Böylece, oldukça iyi bir ilişki kurduğum birçok blog yazarına ulaşmaya başladım. Bazı değerli geri bağlantılar oluşturduktan sonra, sıralamalarım birkaç hafta sonra düzgün bir şekilde artıyordu. Ziyaretçi sayısında patlama yaşamadım ama trend harikaydı.
görüş sahibi olmamak
Bir blog yazarı olarak geniş ve aktif bir takip oluşturmak, güçlü bir fikre sahip olmaya bağlıdır. Güçlü bir bakış açısına sahip olduğunuzda ve bunu paylaşmaktan korkmadığınızda, okuyucularınızın sitenize geri dönme olasılığı daha yüksek olacaktır. Sizden ne bekleyeceklerinin farkındalar ve açık sözlülüğünüze ve samimiyetinize değer veriyorlar.
Rekabetçi bir piyasada fikir sahibi olmak da sizi öne çıkarır. Blogunuzu diğerlerinin arasından sıyrılmak zor olabilir.

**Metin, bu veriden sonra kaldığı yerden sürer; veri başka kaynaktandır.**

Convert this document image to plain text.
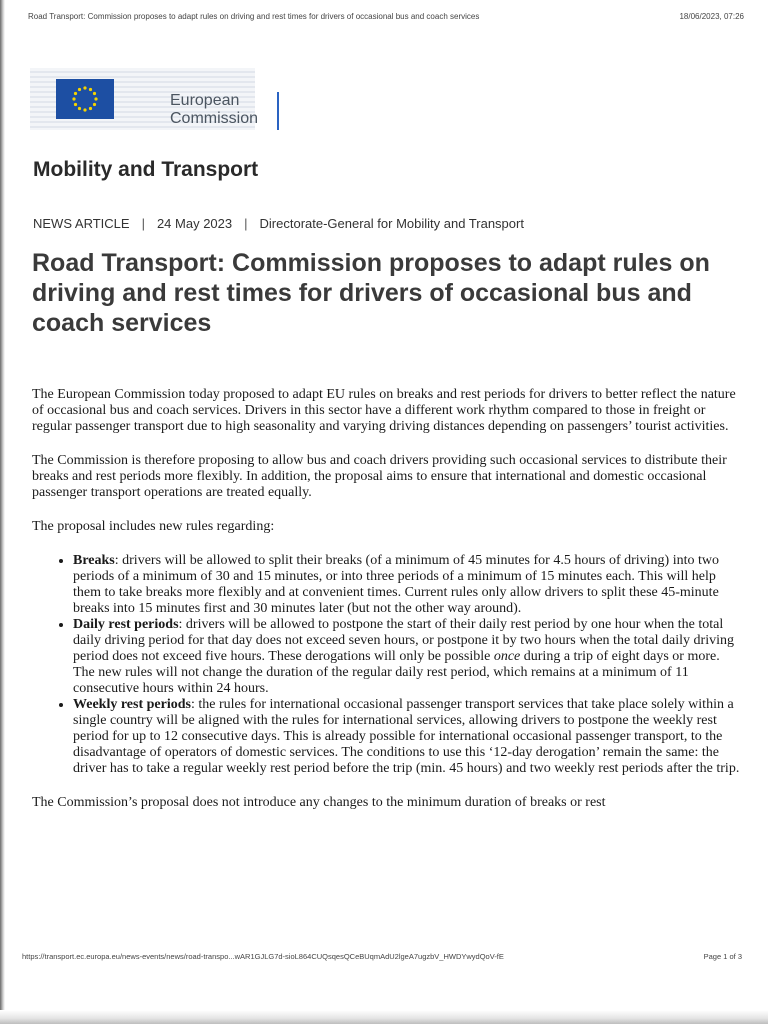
Road Transport: Commission proposes to adapt rules on driving and rest times for drivers of occasional bus and coach services	18/06/2023, 07:26
European
Commission
Mobility and Transport
NEWS ARTICLE | 24 May 2023 | Directorate-General for Mobility and Transport
Road Transport: Commission proposes to adapt rules on driving and rest times for drivers of occasional bus and coach services

The European Commission today proposed to adapt EU rules on breaks and rest periods for drivers to better reflect the nature of occasional bus and coach services. Drivers in this sector have a different work rhythm compared to those in freight or regular passenger transport due to high seasonality and varying driving distances depending on passengers’ tourist activities.

The Commission is therefore proposing to allow bus and coach drivers providing such occasional services to distribute their breaks and rest periods more flexibly. In addition, the proposal aims to ensure that international and domestic occasional passenger transport operations are treated equally.

The proposal includes new rules regarding:

• Breaks: drivers will be allowed to split their breaks (of a minimum of 45 minutes for 4.5 hours of driving) into two periods of a minimum of 30 and 15 minutes, or into three periods of a minimum of 15 minutes each. This will help them to take breaks more flexibly and at convenient times. Current rules only allow drivers to split these 45-minute breaks into 15 minutes first and 30 minutes later (but not the other way around).
• Daily rest periods: drivers will be allowed to postpone the start of their daily rest period by one hour when the total daily driving period for that day does not exceed seven hours, or postpone it by two hours when the total daily driving period does not exceed five hours. These derogations will only be possible once during a trip of eight days or more. The new rules will not change the duration of the regular daily rest period, which remains at a minimum of 11 consecutive hours within 24 hours.
• Weekly rest periods: the rules for international occasional passenger transport services that take place solely within a single country will be aligned with the rules for international services, allowing drivers to postpone the weekly rest period for up to 12 consecutive days. This is already possible for international occasional passenger transport, to the disadvantage of operators of domestic services. The conditions to use this ‘12-day derogation’ remain the same: the driver has to take a regular weekly rest period before the trip (min. 45 hours) and two weekly rest periods after the trip.

The Commission’s proposal does not introduce any changes to the minimum duration of breaks or rest

https://transport.ec.europa.eu/news-events/news/road-transpo...wAR1GJLG7d-sioL864CUQsqesQCeBUqmAdU2lgeA7ugzbV_HWDYwydQoV-fE	Page 1 of 3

Ancak, farklı bir bakış açınız varsa ve bunu ifade etme konusunda istekliyseniz, okuyucularınızın gözünde öne çıkacak, paylaşılma ve önerilme olasılığınız daha yüksek olacaktır.
Google için Yazma
SEO için optimize edilmiş içeriğin çok önemli olduğunu hatırlamak önemlidir, ancak öncelik her zaman okuyucularınız olmalıdır.
Blogunuzun arama motorları tarafından kolayca bulunmasını sağlamak önemli olsa da hedef kitleniz tarafından kolayca okunup anlaşıldığından emin olmak daha da önemlidir.
Google, ziyaretçilerinizin ne kadar meşgul olduğunu sürekli olarak izliyor ve bu metrikler gelecekte giderek daha önemli hale geliyor. Analytics'inizdeki sayıları izleyen tek kişi siz değilsiniz.
İçeriğin sizin ürününüz olduğunu hatırlamak da önemlidir. Ucuz bir taklit ürün değil, üst düzey bir ürün "sattığınızdan" emin olmak istiyorsunuz. Bu, içeriğinizin iyi yazılmış, bilgilendirici ve ilgi çekici olması gerektiği anlamına gelir.
Yüksek kaliteli, bilgilendirici ve ilgi çekici içerik sağlamaya odaklandığınızda, doğal olarak blogunuza daha fazla ziyaretçi çekeceksiniz. Buna karşılık, Google, blogunuzun okuyucularınıza değerli içerik sağladığını fark edeceğinden, bu, arama motoru sıralamalarınızı iyileştirmenize yardımcı olacaktır.
Kritik düşünce
Her şeyi internetten, ücretsiz ya da ücretli kaynaklardan öğrendim. Dışarıda, şimdiye kadar aşina olduğunuzdan emin olduğum çok miktarda bilgi var.
Blog yazmak, şimdiye kadar girdiğim en kafa karıştırıcı sektördü. Futbol ve siyaset gibi. Herkesin bir fikri var. Ve genellikle çelişkili fikirlerdir.
Peki kime inanmalısın? Bir stratejiyi denemek ve işe yarayıp yaramadığını görmek SEO söz konusu olduğunda en az altı ayınızı alabilir.
Benim için işe yarayan tek şey eleştirel düşünme ve deneme yanılma. Bahşiş veya strateji sizin için bir anlam ifade ediyorsa, onun peşine düşmelisiniz.
Backlink oluşturma örneğini ele alalım. Birbirine zıt iki görüş:
- Sadece iyi içerik oluşturmaya odaklanın ve gelecekleri için geri bağlantılar konusunda endişelenmeyin.
- Bağlantı kurma çok önemlidir. Google sıralamalarında her zaman önemli bir belirleyici faktör olmuştur. Kimse sizi bulamıyorsa ve siz bir otorite değilseniz, neden sitenize kendi başlarına bağlantı versinler? Senin var olduğunu bile bilmiyorlar.
Bundan, ikincisi çok daha mantıklı geldi. Denedim, işe yaradı ve o zamandan beri uyguluyorum.
Bloglamadaki kavramların çoğunu bu şekilde öğreneceksiniz: eleştirel düşünme ile.